Chintalapati,Sriram wrote:

Hi,
We are planning to port a STREAMS driver which does not support SMP to Linux using latest version of LiS.


Also, can you please let me know/point to any information about making a driver MP-safe, like what are the issues to be considered while using locks in Linux and effort involved in making a driver MP-safe?

It isn't actually that hard. You can learn just about everything you need to know from the Solaris driver writer's guide and the Solaris Streams guide. If you follow the rules there for making a driver MP safe, it should work on Linux. Of course, you'll have to use the LiS calls.


Here are a couple of things to bear in mind. Some of these things you will find in the Solaris document, some are from my personal experience:

1. Do not call putnext when holding a spin lock. This can lead to trying to aquire a lock that you already have. On Solaris/Unixware, you will panic. Although LiS spin locks can be reentered by the same thread of control, trying to get it all working will complicate your life.

A better solution is to putq to your lower write q or upper read q and have the appropriate service routine do a putnext.

2. Do not call untimeout while holding a lock that could be acquired in the routine that would be called from the timeout. Some OS's cause untimeout to wait until that routine returns if it is currently running. This means that you could hold the lock on one processor.
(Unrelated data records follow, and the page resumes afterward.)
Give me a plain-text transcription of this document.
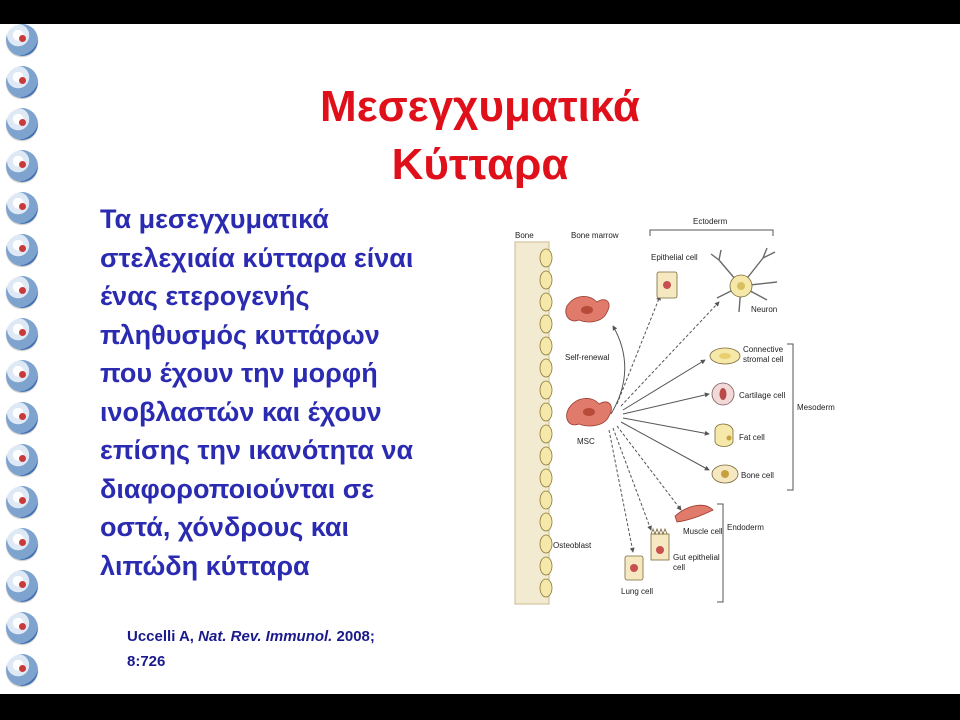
Μεσεγχυματικά
Κύτταρα
Τα μεσεγχυματικά
στελεχιαία κύτταρα είναι
ένας ετερογενής
πληθυσμός κυττάρων
που έχουν την μορφή
ινοβλαστών και έχουν
επίσης την ικανότητα να
διαφοροποιούνται σε
οστά, χόνδρους και
λιπώδη κύτταρα
Uccelli A, Nat. Rev. Immunol. 2008;
8:726
Bone	Bone marrow
Ectoderm
Epithelial cell
Neuron
Self-renewal
MSC
Connective
stromal cell
Cartilage cell
Fat cell
Bone cell
Mesoderm
Muscle cell Endoderm
Gut epithelial
cell
Osteoblast
Lung cell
On the second processor the timeout occurs and that routine blocks attempting to get the lock you hold. You now call untimeout which blocks waiting for the timed out routine to return.

3. Although there are a number of different locks and routines available, you can probably just stick to spin locks. Your life will also be easier if you use only the routines lis_spin_lock_irqsave, and lis_spin_unlock_irqrestore.

4. You can get as complicated as you want, but the easiest way to do things is to have one lock for the entire driver/module. Aquire it when you enter the driver via a streams routine (open, close, put, uwsrv, lrsrv) or timeout. Let it go when you exit that routine. Follow Rule #1. If this doesn't give the performance you need, you can start looking for ways to optimize.

By the way, in my opinion, it is much easier to do your development on Solaris and port to Linux.